Während Vettel mit einer sauber exekutierten Strategie eine tadellose Aufholjagd hinlegte und immerhin noch Fünfter wurde, war Räikkönen nach dem Rennen stinksauer. Als wäre es nicht genug, dass sein Ferrari zu langsam war, um Mercedes und Red Bull auf der Strecke zu schlagen, unterlief seiner Boxencrew ein weiterer Strategiefehler, der ihn gegen Lewis Hamilton den dritten Platz kostete.
Egal ob Speed oder Rennorganisation, Ferrari ist momentan in keinem Bereich so stark, wie man das von einem so finanzstarken Team erwarten würde. Und auch hinter den Kulissen mangelt es an Manpower. Mattia Binotto hat noch nie den Bau eines kompletten Formel-1-Autos verantwortet, und Paddy Lowe wird wenn überhaupt, dann frühestens 2017 kommen. James Allison noch ein Weilchen länger an Bord zu haben, hätte Ferrari gut getan.
Es spricht nicht für Arrivabene, dass er Allisons Abschied in Ungarn noch auf das Schärfste dementiert hat, dieser aber ein paar Tage später offiziell bekannt gegeben wurde.
Für diese kuriose Entwicklung gibt es zwei Erklärungen. Die erste ist, dass es Arrivabene in Wahrheit besser wusste, den Journalisten aber ins Gesicht log. Die zweite (wahrscheinlichere) ist, dass er in Ungarn tatsächlich noch an Allisons Verbleib glaubte, teamintern aber jemand anders entschieden hat. Oberboss Sergio Marchionne zum Beispiel.

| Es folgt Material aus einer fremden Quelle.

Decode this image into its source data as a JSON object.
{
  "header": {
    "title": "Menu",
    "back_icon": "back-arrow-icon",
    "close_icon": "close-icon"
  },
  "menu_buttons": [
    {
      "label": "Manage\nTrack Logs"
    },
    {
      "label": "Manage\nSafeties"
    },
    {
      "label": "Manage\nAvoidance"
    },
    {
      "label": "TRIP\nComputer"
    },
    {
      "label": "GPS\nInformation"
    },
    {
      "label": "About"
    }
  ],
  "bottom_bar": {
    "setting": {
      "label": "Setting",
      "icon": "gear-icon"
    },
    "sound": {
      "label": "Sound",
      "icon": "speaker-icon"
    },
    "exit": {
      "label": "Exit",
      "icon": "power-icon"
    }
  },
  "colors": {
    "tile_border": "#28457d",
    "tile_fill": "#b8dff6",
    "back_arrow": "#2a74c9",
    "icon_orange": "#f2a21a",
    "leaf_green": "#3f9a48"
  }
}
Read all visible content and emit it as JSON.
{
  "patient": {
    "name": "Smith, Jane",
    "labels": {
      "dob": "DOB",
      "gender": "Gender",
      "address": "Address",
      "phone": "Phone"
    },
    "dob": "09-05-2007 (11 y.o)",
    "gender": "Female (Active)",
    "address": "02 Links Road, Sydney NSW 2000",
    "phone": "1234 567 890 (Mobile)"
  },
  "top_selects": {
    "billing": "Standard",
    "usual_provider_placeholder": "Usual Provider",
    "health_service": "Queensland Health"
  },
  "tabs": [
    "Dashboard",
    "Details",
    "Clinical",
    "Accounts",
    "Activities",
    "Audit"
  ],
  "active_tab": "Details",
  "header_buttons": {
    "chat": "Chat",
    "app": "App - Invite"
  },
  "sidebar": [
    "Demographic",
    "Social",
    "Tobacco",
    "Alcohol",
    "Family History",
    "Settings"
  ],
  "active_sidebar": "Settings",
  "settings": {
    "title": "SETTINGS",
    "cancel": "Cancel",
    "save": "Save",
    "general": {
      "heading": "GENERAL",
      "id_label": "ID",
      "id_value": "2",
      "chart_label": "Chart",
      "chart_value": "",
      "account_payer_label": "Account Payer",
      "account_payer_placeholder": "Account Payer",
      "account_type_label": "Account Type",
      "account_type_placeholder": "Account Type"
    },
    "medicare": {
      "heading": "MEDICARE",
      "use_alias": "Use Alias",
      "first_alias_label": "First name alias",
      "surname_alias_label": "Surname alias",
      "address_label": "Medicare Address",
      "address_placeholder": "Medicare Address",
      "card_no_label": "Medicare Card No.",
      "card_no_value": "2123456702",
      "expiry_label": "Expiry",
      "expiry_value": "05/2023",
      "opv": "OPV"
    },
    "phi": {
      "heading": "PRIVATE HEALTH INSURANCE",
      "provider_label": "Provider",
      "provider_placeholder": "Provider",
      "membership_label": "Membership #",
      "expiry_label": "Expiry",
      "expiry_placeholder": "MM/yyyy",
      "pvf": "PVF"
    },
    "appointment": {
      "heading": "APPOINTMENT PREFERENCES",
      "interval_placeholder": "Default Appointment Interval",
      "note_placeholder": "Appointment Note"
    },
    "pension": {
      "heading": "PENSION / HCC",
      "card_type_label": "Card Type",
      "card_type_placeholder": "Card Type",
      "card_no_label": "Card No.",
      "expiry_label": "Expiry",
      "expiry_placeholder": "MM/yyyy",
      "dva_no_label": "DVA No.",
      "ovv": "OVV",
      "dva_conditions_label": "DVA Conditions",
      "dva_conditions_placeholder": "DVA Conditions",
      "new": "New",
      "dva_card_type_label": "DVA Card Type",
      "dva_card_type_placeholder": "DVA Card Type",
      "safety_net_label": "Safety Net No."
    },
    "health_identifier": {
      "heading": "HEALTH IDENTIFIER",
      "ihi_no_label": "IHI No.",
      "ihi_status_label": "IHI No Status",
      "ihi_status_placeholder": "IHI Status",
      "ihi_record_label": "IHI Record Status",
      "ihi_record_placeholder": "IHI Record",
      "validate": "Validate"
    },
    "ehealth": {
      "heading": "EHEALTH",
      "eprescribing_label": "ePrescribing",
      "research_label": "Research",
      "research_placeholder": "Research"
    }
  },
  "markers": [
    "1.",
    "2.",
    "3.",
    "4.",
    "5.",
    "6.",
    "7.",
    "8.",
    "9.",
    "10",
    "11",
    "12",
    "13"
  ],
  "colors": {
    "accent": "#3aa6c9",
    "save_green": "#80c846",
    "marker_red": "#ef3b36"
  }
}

Arrivabene wirkt seit Wochen angespannt. Einst als cooler "Marlboro-Man" mit lockeren Sprüchen angetreten, zu allen freundlich (man möge ihn doch "Maurizio" nennen und nicht "Mister Arrivabene"), tritt er Journalisten gegenüber inzwischen mitunter patzig auf. Wer unter Druck steht, gibt den Druck weiter. Das ist menschlich nachvollziehbar, aber letztendlich unprofessionell.
Es passt ins Bild, dass der Ferrari-Teamchef am Samstag beinahe im Gefängnis gelandet wäre. Ein Polizist hat ihn auf offener Straße mit einer Zigarette erwischt - in der blitzsauberen Metropole Singapur ein schweres Vergehen. Letztendlich konnte die Angelegenheit mit 1.000 Dollar Geldstrafe geregelt werden.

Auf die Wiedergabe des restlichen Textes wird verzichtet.